We saw that underlying all the programs of the New Deal is that oneness of sameness and difference which is ethics: the idea that while every person is a distinct individual, all are alike in deserving justice. We learned that the WPA (Works Progress Administration) gave jobs to more than 8 million people, building 850 airports (for instance), fixing or building 651,000 miles of roads and 125,000 public buildings. Garment workers made 300 million items of clothing for people who needed it. A man is quoted as saying, “It was really great. You worked, you got a paycheck and you had some dignity.” The employer was the federal government. “Why can’t they do that today?” asked Unique in a tone that had both criticism and hope.
Under the Wagner Act, the New Deal protected the rights of working people to organize and join unions. The Fair Labor Standards Act set a limit of 44 hours per week, decreasing to 40 after two years, and, for the first time, a minimum wage. And the class was thrilled to learn about the Social Security Act. Instead of letting people starve, this law provided money for millions in their later years and included money for those who were unemployed or disabled.
Eli Siegel described ethics as the “giv[ing] oneself what is coming to one by giving what is coming to other things.” Through the Aesthetic Realism teaching method, my students were seeing ethics working in our government. Luke Thomas, who had earlier actively tried to show that no American was worthy of respect, commented loudly about FDR, “Yo, I respect this guy!” When I asked the class, “Which way of seeing do we admire more, Hoover’s or FDR’s?” it was no contest. Similarly for “Who would you rather be like, Hoover or FDR?”
This Is What Happened
Through learning about ethics in relation to history, something very important happened to my students. They actually saw themselves as deeply related to two presidents, and became better people as a result. Once, when Stephanie was talking as if no class was going on, Olivia raised her hand and said, smiling but respectfully, “You’re being like Herbert Hoover!” And Stephanie did not confront her as she would have once. Instead, she smiled and started to pay attention.

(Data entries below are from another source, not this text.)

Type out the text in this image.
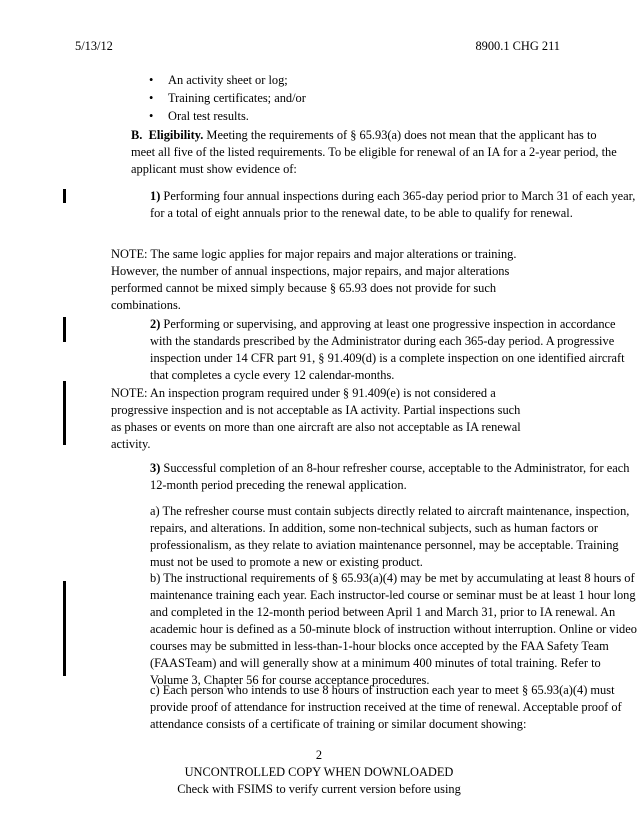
5/13/12	8900.1 CHG 211
• An activity sheet or log;
• Training certificates; and/or
• Oral test results.

B. Eligibility. Meeting the requirements of § 65.93(a) does not mean that the applicant has to meet all five of the listed requirements. To be eligible for renewal of an IA for a 2-year period, the applicant must show evidence of:

1) Performing four annual inspections during each 365-day period prior to March 31 of each year, for a total of eight annuals prior to the renewal date, to be able to qualify for renewal.

NOTE: The same logic applies for major repairs and major alterations or training. However, the number of annual inspections, major repairs, and major alterations performed cannot be mixed simply because § 65.93 does not provide for such combinations.

2) Performing or supervising, and approving at least one progressive inspection in accordance with the standards prescribed by the Administrator during each 365-day period. A progressive inspection under 14 CFR part 91, § 91.409(d) is a complete inspection on one identified aircraft that completes a cycle every 12 calendar-months.

NOTE: An inspection program required under § 91.409(e) is not considered a progressive inspection and is not acceptable as IA activity. Partial inspections such as phases or events on more than one aircraft are also not acceptable as IA renewal activity.

3) Successful completion of an 8-hour refresher course, acceptable to the Administrator, for each 12-month period preceding the renewal application.

a) The refresher course must contain subjects directly related to aircraft maintenance, inspection, repairs, and alterations. In addition, some non-technical subjects, such as human factors or professionalism, as they relate to aviation maintenance personnel, may be acceptable. Training must not be used to promote a new or existing product.

b) The instructional requirements of § 65.93(a)(4) may be met by accumulating at least 8 hours of maintenance training each year. Each instructor-led course or seminar must be at least 1 hour long and completed in the 12-month period between April 1 and March 31, prior to IA renewal. An academic hour is defined as a 50-minute block of instruction without interruption. Online or video courses may be submitted in less-than-1-hour blocks once accepted by the FAA Safety Team (FAASTeam) and will generally show at a minimum 400 minutes of total training. Refer to Volume 3, Chapter 56 for course acceptance procedures.

c) Each person who intends to use 8 hours of instruction each year to meet § 65.93(a)(4) must provide proof of attendance for instruction received at the time of renewal. Acceptable proof of attendance consists of a certificate of training or similar document showing:

2
UNCONTROLLED COPY WHEN DOWNLOADED
Check with FSIMS to verify current version before using
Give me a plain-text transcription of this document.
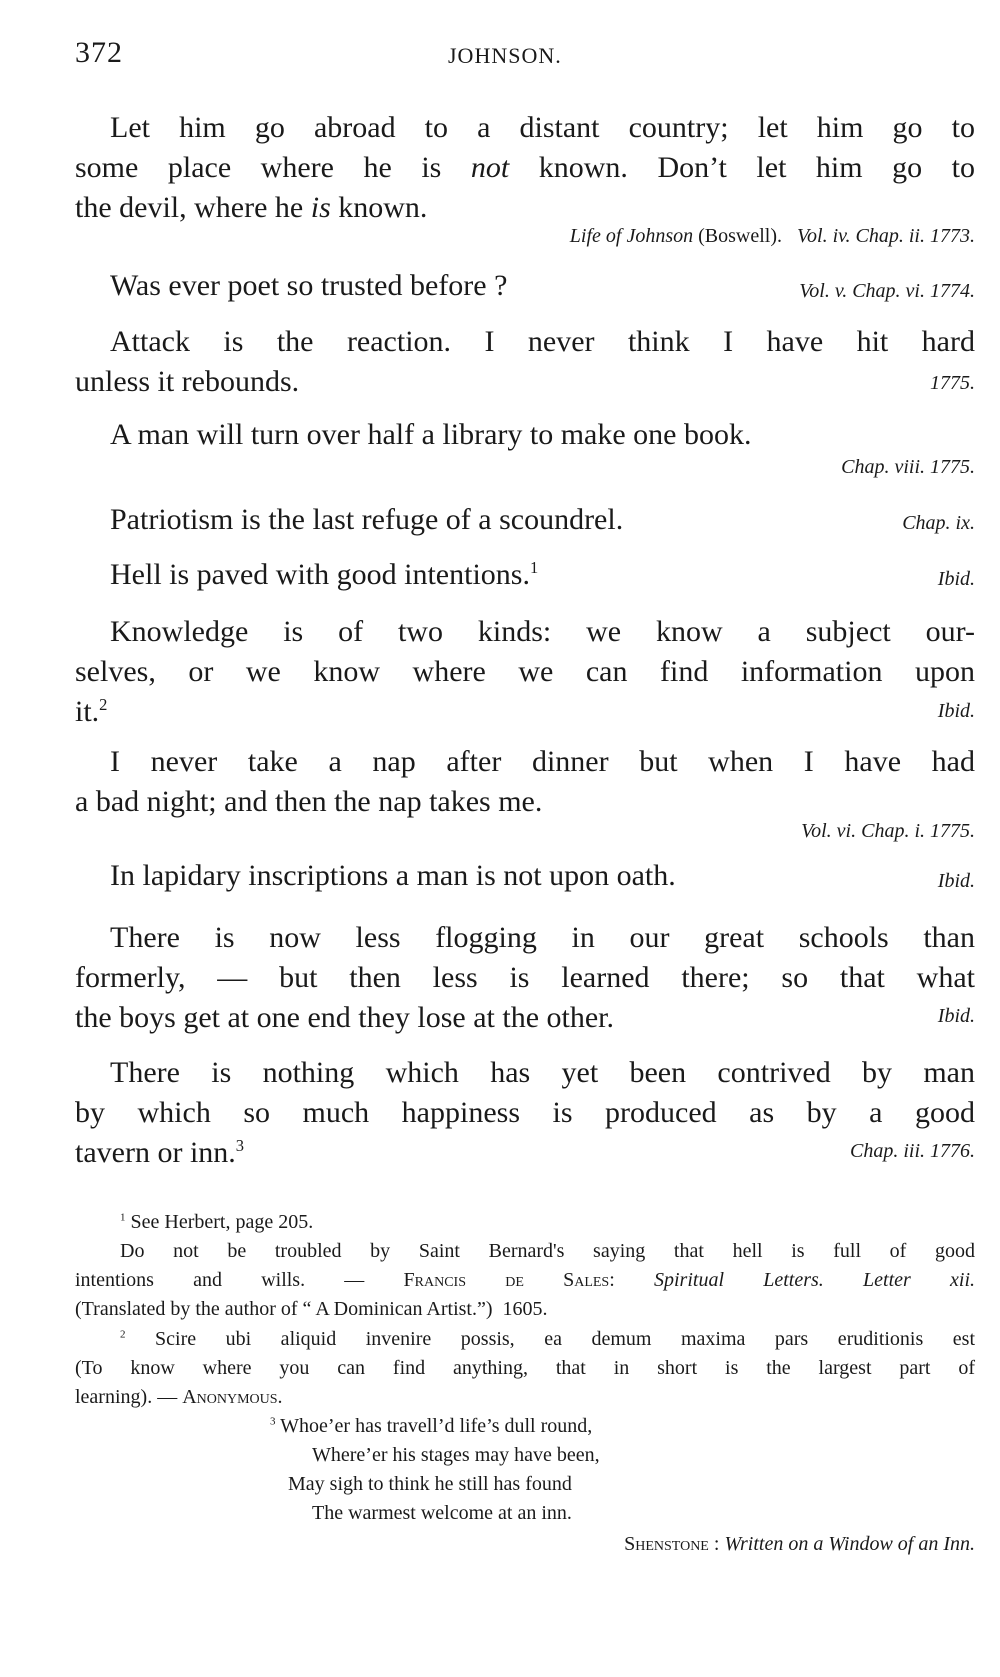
372	JOHNSON.
Let him go abroad to a distant country; let him go to
some place where he is not known. Don’t let him go to
the devil, where he is known.
Life of Johnson (Boswell). Vol. iv. Chap. ii. 1773.
Was ever poet so trusted before ?	Vol. v. Chap. vi. 1774.
Attack is the reaction. I never think I have hit hard
unless it rebounds.	1775.
A man will turn over half a library to make one book.
Chap. viii. 1775.
Patriotism is the last refuge of a scoundrel.	Chap. ix.
Hell is paved with good intentions.$^1$
Ibid.
Knowledge is of two kinds: we know a subject our-
selves, or we know where we can find information upon
it.$^2$	Ibid.
I never take a nap after dinner but when I have had
a bad night; and then the nap takes me.
Vol. vi. Chap. i. 1775.
In lapidary inscriptions a man is not upon oath.	Ibid.
There is now less flogging in our great schools than
formerly, — but then less is learned there; so that what
the boys get at one end they lose at the other.	Ibid.
There is nothing which has yet been contrived by man
by which so much happiness is produced as by a good
tavern or inn.$^3$	Chap. iii. 1776.
$^1$ See Herbert, page 205.
Do not be troubled by Saint Bernard's saying that hell is full of good
intentions and wills. — Francis de Sales: Spiritual Letters. Letter xii.
(Translated by the author of “ A Dominican Artist.”) 1605.
$^2$ Scire ubi aliquid invenire possis, ea demum maxima pars eruditionis est
(To know where you can find anything, that in short is the largest part of
learning). — Anonymous.
$^3$ Whoe’er has travell’d life’s dull round,
Where’er his stages may have been,
May sigh to think he still has found
The warmest welcome at an inn.
Shenstone : Written on a Window of an Inn.
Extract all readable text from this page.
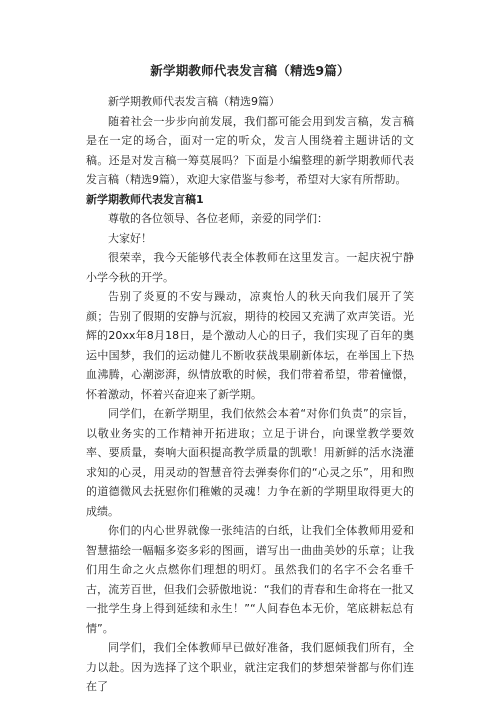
新学期教师代表发言稿（精选9篇）

新学期教师代表发言稿（精选9篇）

随着社会一步步向前发展，我们都可能会用到发言稿，发言稿是在一定的场合，面对一定的听众，发言人围绕着主题讲话的文稿。还是对发言稿一筹莫展吗？下面是小编整理的新学期教师代表发言稿（精选9篇），欢迎大家借鉴与参考，希望对大家有所帮助。

新学期教师代表发言稿1

尊敬的各位领导、各位老师，亲爱的同学们：

大家好！

很荣幸，我今天能够代表全体教师在这里发言。一起庆祝宁静小学今秋的开学。

告别了炎夏的不安与躁动，凉爽怡人的秋天向我们展开了笑颜；告别了假期的安静与沉寂，期待的校园又充满了欢声笑语。光辉的20xx年8月18日，是个激动人心的日子，我们实现了百年的奥运中国梦，我们的运动健儿不断收获战果刷新体坛，在举国上下热血沸腾，心潮澎湃，纵情放歌的时候，我们带着希望，带着憧憬，怀着激动，怀着兴奋迎来了新学期。

同学们，在新学期里，我们依然会本着“对你们负责”的宗旨，以敬业务实的工作精神开拓进取；立足于讲台，向课堂教学要效率、要质量，奏响大面积提高教学质量的凯歌！用新鲜的活水浇灌求知的心灵，用灵动的智慧音符去弹奏你们的“心灵之乐”，用和煦的道德微风去抚慰你们稚嫩的灵魂！力争在新的学期里取得更大的成绩。

你们的内心世界就像一张纯洁的白纸，让我们全体教师用爱和智慧描绘一幅幅多姿多彩的图画，谱写出一曲曲美妙的乐章；让我们用生命之火点燃你们理想的明灯。虽然我们的名字不会名垂千古，流芳百世，但我们会骄傲地说：“我们的青春和生命将在一批又一批学生身上得到延续和永生！”“人间春色本无价，笔底耕耘总有情”。

同学们，我们全体教师早已做好准备，我们愿倾我们所有，全力以赴。因为选择了这个职业，就注定我们的梦想荣誉都与你们连在了
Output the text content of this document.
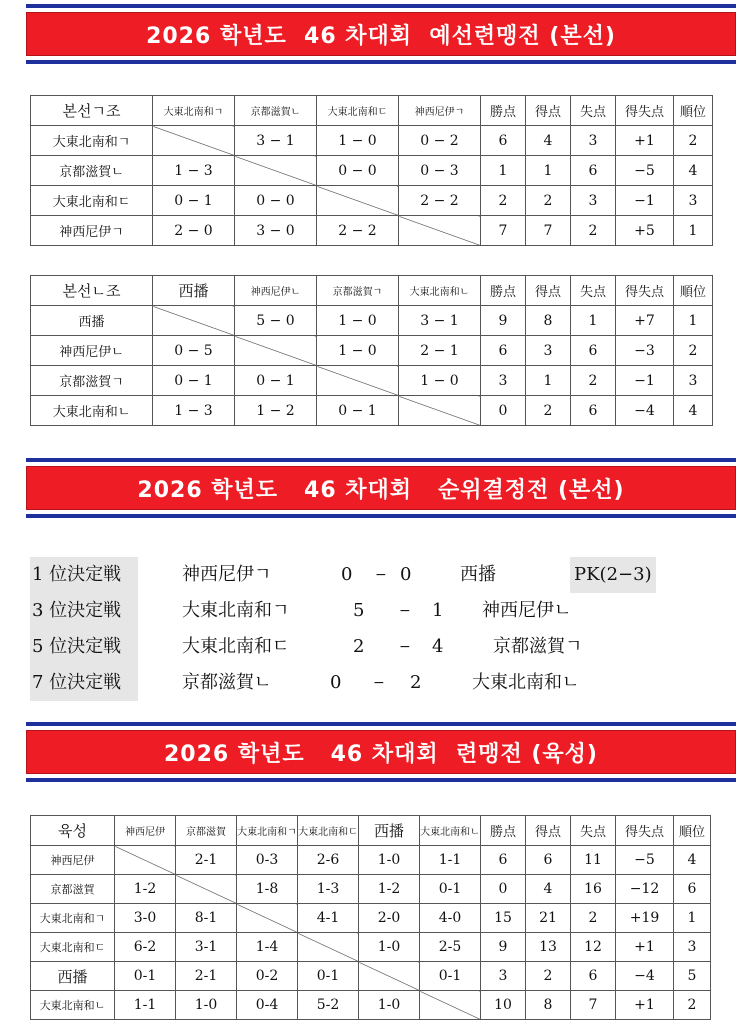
2026 학년도  46 차대회  예선련맹전 (본선)
본선ㄱ조	大東北南和ㄱ	京都滋賀ㄴ	大東北南和ㄷ	神西尼伊ㄱ	勝点	得点	失点	得失点	順位
大東北南和ㄱ		3 − 1	1 − 0	0 − 2	6	4	3	+1	2
京都滋賀ㄴ	1 − 3		0 − 0	0 − 3	1	1	6	−5	4
大東北南和ㄷ	0 − 1	0 − 0		2 − 2	2	2	3	−1	3
神西尼伊ㄱ	2 − 0	3 − 0	2 − 2		7	7	2	+5	1
본선ㄴ조	西播	神西尼伊ㄴ	京都滋賀ㄱ	大東北南和ㄴ	勝点	得点	失点	得失点	順位
西播		5 − 0	1 − 0	3 − 1	9	8	1	+7	1
神西尼伊ㄴ	0 − 5		1 − 0	2 − 1	6	3	6	−3	2
京都滋賀ㄱ	0 − 1	0 − 1		1 − 0	3	1	2	−1	3
大東北南和ㄴ	1 − 3	1 − 2	0 − 1		0	2	6	−4	4
2026 학년도   46 차대회   순위결정전 (본선)
1 位決定戦	神西尼伊ㄱ	0 − 0	西播	PK(2−3)
3 位決定戦	大東北南和ㄱ	5 − 1 神西尼伊ㄴ
5 位決定戦	大東北南和ㄷ	2 − 4	京都滋賀ㄱ
7 位決定戦	京都滋賀ㄴ	0 − 2	大東北南和ㄴ
2026 학년도   46 차대회  련맹전 (육성)
육성	神西尼伊	京都滋賀	大東北南和ㄱ	大東北南和ㄷ	西播	大東北南和ㄴ	勝点	得点	失点	得失点	順位
神西尼伊		2-1	0-3	2-6	1-0	1-1	6	6	11	−5	4
京都滋賀	1-2		1-8	1-3	1-2	0-1	0	4	16	−12	6
大東北南和ㄱ	3-0	8-1		4-1	2-0	4-0	15	21	2	+19	1
大東北南和ㄷ	6-2	3-1	1-4		1-0	2-5	9	13	12	+1	3
西播	0-1	2-1	0-2	0-1		0-1	3	2	6	−4	5
大東北南和ㄴ	1-1	1-0	0-4	5-2	1-0		10	8	7	+1	2
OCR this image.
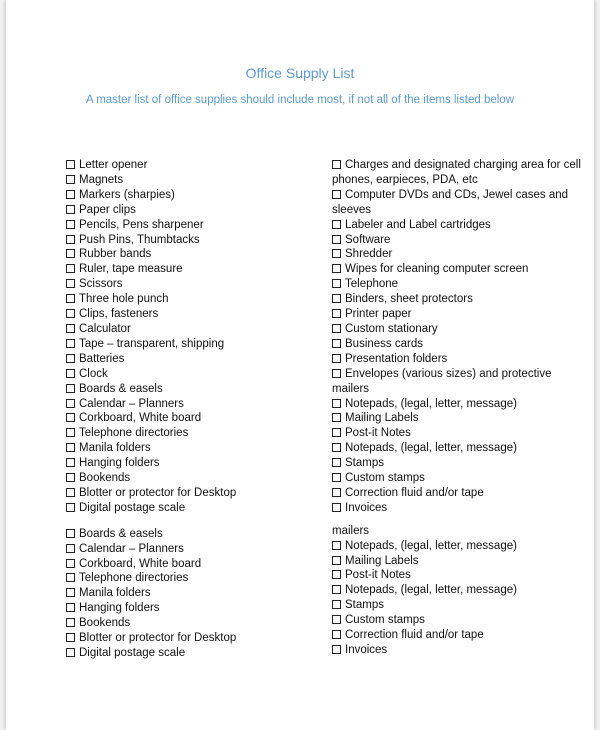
Office Supply List
A master list of office supplies should include most, if not all of the items listed below
Letter opener
Magnets
Markers (sharpies)
Paper clips
Pencils, Pens sharpener
Push Pins, Thumbtacks
Rubber bands
Ruler, tape measure
Scissors
Three hole punch
Clips, fasteners
Calculator
Tape – transparent, shipping
Batteries
Clock
Boards & easels
Calendar – Planners
Corkboard, White board
Telephone directories
Manila folders
Hanging folders
Bookends
Blotter or protector for Desktop
Digital postage scale
Boards & easels
Calendar – Planners
Corkboard, White board
Telephone directories
Manila folders
Hanging folders
Bookends
Blotter or protector for Desktop
Digital postage scale
Charges and designated charging area for cell phones, earpieces, PDA, etc
Computer DVDs and CDs, Jewel cases and sleeves
Labeler and Label cartridges
Software
Shredder
Wipes for cleaning computer screen
Telephone
Binders, sheet protectors
Printer paper
Custom stationary
Business cards
Presentation folders
Envelopes (various sizes) and protective mailers
Notepads, (legal, letter, message)
Mailing Labels
Post-it Notes
Notepads, (legal, letter, message)
Stamps
Custom stamps
Correction fluid and/or tape
Invoices
mailers
Notepads, (legal, letter, message)
Mailing Labels
Post-it Notes
Notepads, (legal, letter, message)
Stamps
Custom stamps
Correction fluid and/or tape
Invoices
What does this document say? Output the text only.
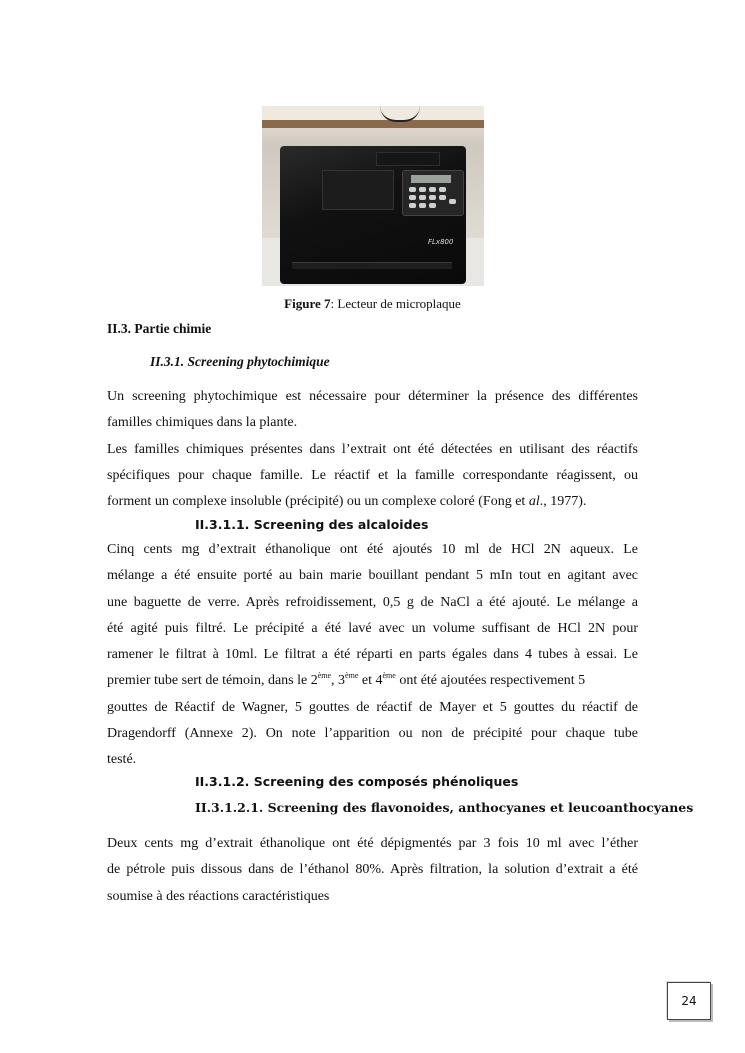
FLx800
Figure 7: Lecteur de microplaque
II.3. Partie chimie
II.3.1. Screening phytochimique
Un screening phytochimique est nécessaire pour déterminer la présence des différentes
familles chimiques dans la plante.
Les familles chimiques présentes dans l’extrait ont été détectées en utilisant des réactifs
spécifiques pour chaque famille. Le réactif et la famille correspondante réagissent, ou
forment un complexe insoluble (précipité) ou un complexe coloré (Fong et al., 1977).
II.3.1.1. Screening des alcaloides
Cinq cents mg d’extrait éthanolique ont été ajoutés 10 ml de HCl 2N aqueux. Le
mélange a été ensuite porté au bain marie bouillant pendant 5 mIn tout en agitant avec
une baguette de verre. Après refroidissement, 0,5 g de NaCl a été ajouté. Le mélange a
été agité puis filtré. Le précipité a été lavé avec un volume suffisant de HCl 2N pour
ramener le filtrat à 10ml. Le filtrat a été réparti en parts égales dans 4 tubes à essai. Le
premier tube sert de témoin, dans le 2ème, 3ème et 4ème ont été ajoutées respectivement 5
gouttes de Réactif de Wagner, 5 gouttes de réactif de Mayer et 5 gouttes du réactif de
Dragendorff (Annexe 2). On note l’apparition ou non de précipité pour chaque tube
testé.
II.3.1.2. Screening des composés phénoliques
II.3.1.2.1. Screening des flavonoides, anthocyanes et leucoanthocyanes
Deux cents mg d’extrait éthanolique ont été dépigmentés par 3 fois 10 ml avec l’éther
de pétrole puis dissous dans de l’éthanol 80%. Après filtration, la solution d’extrait a été
soumise à des réactions caractéristiques
24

Unique Johnson, who had been such a menace, began to change because he saw that he, like every person, has a fight between respect and contempt. For the same reason, Luke Thomas and Anna Duval became kinder. Anna, who had been so scared of the Regents, achieved a 95 on it. And she, a Special Education student who worried that she wouldn’t graduate, was held up as an encouraging example for all at the graduation ceremony.
As a whole, the students excelled on the Regents. But what’s even greater is that these young people became more interested in learning, more respectful, truly kinder through the study of a subject—here, US history. This is what happens through the Aesthetic Realism teaching method.
*The students’ names have been changed.